Cumhurbaşkanı Tayyip Erdoğan'ın güç zehirlenmesi yaşadığını söyleyen Nokta Dergisi yazarı Perihan Mağden, "AK Parti'yi o kadar kendi kuklalar ordusuna çevirdi ki, etrafında yardakçılardan oluşan bir kadro kurdu. Esas akil adamlarını sürgüne yolladı. İnsan eşinden dostundan çekinir utanır ya, böyle bir denetim mekanizması vardı, etrafındaki aklıselim sahibi insanların üzerinde uyguladığı bir otosansür vardı" diye konuştu.
Zaman'dan Selma Tatlı'ya konuşan Mağden, "Onları uzaklaştırdı. Kendi kendine kaldı. Sadece çok mutlak şakşakçıları, yardakçıları, hatta dönmeleri var. Ve bu dönme kadronun teşvikiyle mutlak güce alıştıkça ve kadro daraldıkça da güç bağımlılığı arttı. Bu biraz da herhalde, müptelalık gibi. Alkole alışmış bir adamı düşün. İçtikçe içer, ölümüne.
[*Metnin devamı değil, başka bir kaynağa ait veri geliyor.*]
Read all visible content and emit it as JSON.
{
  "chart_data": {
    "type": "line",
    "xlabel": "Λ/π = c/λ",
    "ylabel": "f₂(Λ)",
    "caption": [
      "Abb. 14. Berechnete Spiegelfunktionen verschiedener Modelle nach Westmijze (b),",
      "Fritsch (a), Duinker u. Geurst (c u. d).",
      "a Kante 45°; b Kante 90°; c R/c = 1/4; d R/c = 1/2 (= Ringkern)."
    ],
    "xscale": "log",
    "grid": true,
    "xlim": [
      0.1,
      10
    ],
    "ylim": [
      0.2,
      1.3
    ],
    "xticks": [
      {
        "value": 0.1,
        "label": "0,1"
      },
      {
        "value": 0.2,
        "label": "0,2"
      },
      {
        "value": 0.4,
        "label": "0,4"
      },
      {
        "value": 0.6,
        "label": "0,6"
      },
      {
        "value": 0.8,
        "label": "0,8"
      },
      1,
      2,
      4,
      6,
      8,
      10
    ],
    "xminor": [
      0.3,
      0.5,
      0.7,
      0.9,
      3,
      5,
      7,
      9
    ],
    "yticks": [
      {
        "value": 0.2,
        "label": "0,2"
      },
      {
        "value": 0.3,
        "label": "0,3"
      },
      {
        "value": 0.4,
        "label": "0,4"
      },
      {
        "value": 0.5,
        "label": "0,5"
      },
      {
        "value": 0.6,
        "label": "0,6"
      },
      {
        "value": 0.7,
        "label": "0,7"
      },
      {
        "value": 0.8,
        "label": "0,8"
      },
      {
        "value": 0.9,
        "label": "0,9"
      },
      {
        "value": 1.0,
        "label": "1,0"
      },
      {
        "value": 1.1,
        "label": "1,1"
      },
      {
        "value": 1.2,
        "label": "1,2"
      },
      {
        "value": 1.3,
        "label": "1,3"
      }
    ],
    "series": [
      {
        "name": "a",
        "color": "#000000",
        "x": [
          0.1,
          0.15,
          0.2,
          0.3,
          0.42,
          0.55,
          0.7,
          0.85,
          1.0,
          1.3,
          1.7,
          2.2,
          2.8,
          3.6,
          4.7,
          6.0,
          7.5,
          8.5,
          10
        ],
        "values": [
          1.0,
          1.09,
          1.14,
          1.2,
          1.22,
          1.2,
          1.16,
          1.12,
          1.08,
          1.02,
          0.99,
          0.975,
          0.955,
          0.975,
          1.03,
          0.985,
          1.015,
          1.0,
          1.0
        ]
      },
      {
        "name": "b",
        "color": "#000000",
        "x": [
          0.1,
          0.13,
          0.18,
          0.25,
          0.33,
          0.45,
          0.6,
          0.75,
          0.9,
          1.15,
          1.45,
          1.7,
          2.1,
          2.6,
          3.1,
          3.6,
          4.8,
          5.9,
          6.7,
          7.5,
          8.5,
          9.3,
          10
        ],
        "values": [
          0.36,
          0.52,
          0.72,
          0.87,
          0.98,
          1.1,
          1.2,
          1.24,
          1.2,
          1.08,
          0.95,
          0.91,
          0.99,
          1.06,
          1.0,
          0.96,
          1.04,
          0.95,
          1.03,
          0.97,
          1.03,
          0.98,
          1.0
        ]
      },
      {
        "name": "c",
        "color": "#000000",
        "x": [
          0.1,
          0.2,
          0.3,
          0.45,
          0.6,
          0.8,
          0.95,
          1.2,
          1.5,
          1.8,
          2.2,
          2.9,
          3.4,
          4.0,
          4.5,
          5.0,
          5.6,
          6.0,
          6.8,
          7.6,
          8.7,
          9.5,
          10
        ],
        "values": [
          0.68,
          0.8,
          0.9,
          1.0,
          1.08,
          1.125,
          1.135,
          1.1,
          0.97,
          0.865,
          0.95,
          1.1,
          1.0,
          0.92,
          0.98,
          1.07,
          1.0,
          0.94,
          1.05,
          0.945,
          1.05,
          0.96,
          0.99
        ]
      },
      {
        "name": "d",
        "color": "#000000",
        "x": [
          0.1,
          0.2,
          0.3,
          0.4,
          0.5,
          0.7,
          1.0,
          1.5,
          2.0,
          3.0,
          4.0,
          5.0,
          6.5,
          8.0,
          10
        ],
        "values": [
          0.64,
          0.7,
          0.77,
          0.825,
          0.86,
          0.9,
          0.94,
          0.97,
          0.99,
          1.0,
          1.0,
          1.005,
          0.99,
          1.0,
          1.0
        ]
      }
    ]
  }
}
Benim anladığım ne kadar güç alsa, yetmiyor bünyesine" dedi.
Selma Tatlı'nın Perihan Mağden'le yaptığı söyleşi şöyle:
İfade özgürlüğünden pek çok kez yargılanan bir isim olarak bugün yaşananları nasıl değerlendiriyorsunuz?
Bazı kararları söylesem inanamazsınız. Çok çok büyük adaletsizlikler yapılıyordu. Fakat bir rulet gibi, adil ve hakkaniyet sahibi bir hakime düştüğün zaman -hani böyle rulet döner döner de, ibre bir yerde durur ya- beraat de alabiliyordun. Hele Yargıtay'a, Anayasa Mahkemesi'ne gittiğinde adil, Avrupa standartlarında bir karar çıkması şansın vardı. Ama son döneminde Erdoğan, bütün bunlarla oynamaya karar verdi. Şimdi ruletten tesadüfen doğru bir karar çıkmasının imkânı kalmadı. Bütün ibreler Erdoğan'ın çıkarlarını gösteriyor. İş bilenin, kılıç kuşananın ve o birtakım sözde kanun maddelerini kuşandı. Bizleri biçmeye başladı. Son derece hukuksuz bir şekilde o kanun maddelerini, kendi arzu ve isteklerini dayatmak için kullanıyor.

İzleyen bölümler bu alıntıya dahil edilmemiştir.